Scope and Content Note
The papers of the family of Edward Wight Washburn (1881-1934) span the years 1817-1934. The collection contains diaries, correspondence, school material, notebooks, photographs, financial and military papers, genealogical records, writings, printed matter, and miscellaneous documents pertaining to Washburn and his family, including his parents, William Gilmor and Flora Ella Wight Washburn, and grandparents, George A. and Elizabeth Gilmor Washburn. The collection is organized into six series: Diaries , Correspondence , Notebooks , Genealogy , Miscellany , and Oversize .
Edward W. Washburn was a professor of chemistry at the University of Illinois who in 1926 became chief chemist at the National Bureau of Standards. Beginning in 1918, he served variously as member, commissioner, delegate, editor, and chairman of various organizations and commissions relating to international chemistry standards and physical chemistry tables.
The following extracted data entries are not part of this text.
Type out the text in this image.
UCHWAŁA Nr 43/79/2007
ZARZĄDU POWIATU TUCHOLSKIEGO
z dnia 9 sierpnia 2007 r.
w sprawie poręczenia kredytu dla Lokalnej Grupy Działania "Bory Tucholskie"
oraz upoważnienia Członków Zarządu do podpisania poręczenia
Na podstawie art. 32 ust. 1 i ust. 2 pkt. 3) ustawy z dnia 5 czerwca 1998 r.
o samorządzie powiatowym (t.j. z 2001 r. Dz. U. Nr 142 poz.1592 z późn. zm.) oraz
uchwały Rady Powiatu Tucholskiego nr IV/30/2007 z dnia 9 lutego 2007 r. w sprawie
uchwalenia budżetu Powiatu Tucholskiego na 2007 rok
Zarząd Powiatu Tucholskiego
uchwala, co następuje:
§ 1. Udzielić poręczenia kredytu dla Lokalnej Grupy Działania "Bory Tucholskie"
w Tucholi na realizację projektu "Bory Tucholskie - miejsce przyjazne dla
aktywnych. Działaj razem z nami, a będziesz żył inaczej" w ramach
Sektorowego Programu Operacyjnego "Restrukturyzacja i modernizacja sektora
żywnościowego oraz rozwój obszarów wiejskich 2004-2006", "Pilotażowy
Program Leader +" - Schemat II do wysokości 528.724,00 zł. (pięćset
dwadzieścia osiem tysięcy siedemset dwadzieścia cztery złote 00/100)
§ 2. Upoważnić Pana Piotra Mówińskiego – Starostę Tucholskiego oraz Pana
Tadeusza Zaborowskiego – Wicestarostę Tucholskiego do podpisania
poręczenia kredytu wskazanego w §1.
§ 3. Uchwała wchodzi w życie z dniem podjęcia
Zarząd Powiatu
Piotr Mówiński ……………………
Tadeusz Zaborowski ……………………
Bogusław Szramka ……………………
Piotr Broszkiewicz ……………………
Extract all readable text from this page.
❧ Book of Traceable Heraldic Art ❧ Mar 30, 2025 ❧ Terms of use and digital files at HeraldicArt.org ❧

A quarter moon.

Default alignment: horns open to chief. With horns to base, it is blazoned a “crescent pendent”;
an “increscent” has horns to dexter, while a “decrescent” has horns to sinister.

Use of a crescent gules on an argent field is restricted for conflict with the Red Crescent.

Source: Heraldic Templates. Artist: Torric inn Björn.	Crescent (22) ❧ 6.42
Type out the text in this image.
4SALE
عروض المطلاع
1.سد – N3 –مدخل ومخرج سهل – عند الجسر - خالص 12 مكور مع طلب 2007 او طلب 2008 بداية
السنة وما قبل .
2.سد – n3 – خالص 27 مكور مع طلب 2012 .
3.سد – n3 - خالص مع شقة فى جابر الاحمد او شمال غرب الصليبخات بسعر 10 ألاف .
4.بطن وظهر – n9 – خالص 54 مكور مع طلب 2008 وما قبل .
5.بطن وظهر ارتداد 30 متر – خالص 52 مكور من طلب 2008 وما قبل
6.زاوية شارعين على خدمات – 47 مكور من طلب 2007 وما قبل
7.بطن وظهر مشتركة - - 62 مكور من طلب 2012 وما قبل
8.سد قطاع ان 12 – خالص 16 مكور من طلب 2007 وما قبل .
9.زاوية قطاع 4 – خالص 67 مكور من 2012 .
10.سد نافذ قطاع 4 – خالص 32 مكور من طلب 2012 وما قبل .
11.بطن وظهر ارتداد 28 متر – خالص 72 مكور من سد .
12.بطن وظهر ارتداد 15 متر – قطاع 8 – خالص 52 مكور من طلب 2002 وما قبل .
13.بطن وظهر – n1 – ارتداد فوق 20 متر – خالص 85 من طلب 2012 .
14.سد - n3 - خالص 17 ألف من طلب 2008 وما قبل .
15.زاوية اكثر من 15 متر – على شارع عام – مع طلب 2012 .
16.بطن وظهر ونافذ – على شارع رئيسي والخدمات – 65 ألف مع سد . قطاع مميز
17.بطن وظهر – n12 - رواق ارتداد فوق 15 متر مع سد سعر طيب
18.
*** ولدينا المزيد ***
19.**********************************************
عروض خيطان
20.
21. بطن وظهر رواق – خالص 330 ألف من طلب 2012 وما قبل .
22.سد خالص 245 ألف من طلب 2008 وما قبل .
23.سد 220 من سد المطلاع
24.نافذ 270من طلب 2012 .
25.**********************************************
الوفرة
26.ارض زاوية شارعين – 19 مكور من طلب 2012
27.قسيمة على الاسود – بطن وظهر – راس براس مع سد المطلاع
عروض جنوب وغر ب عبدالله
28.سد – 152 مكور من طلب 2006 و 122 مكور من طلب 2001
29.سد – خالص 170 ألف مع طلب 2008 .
The papers, however, focus almost entirely on the Washburn family, with the bulk of material as it pertains to Edward stemming from his early or personal life rather than professional concerns. He was born in Beatrice, Nebraska, where his father moved from Maine in the 1870s and was joined by his mother, who traveled west for their wedding. Grandfather George A. Washburn owned a dry goods and grocery operation in Calais, Maine, from 1857 to 1861.
The diaries and correspondence treat the circumstances and interrelationships of family life in these and other locales, including details of their daily activities. Of particular significance are correspondence and military papers from George A. Washburn’s service in the Civil War as a volunteer in the 12th Maine Infantry Regiment that shipped from Boston on the steamer Constitution to Ship Island, Mississippi, in November 1861. As captain in the Maine infantry, Washburn saw service under General Benjamin F. Butler in New Orleans before being discharged in May 1863 because of an illness contracted while in transport on the Constitution.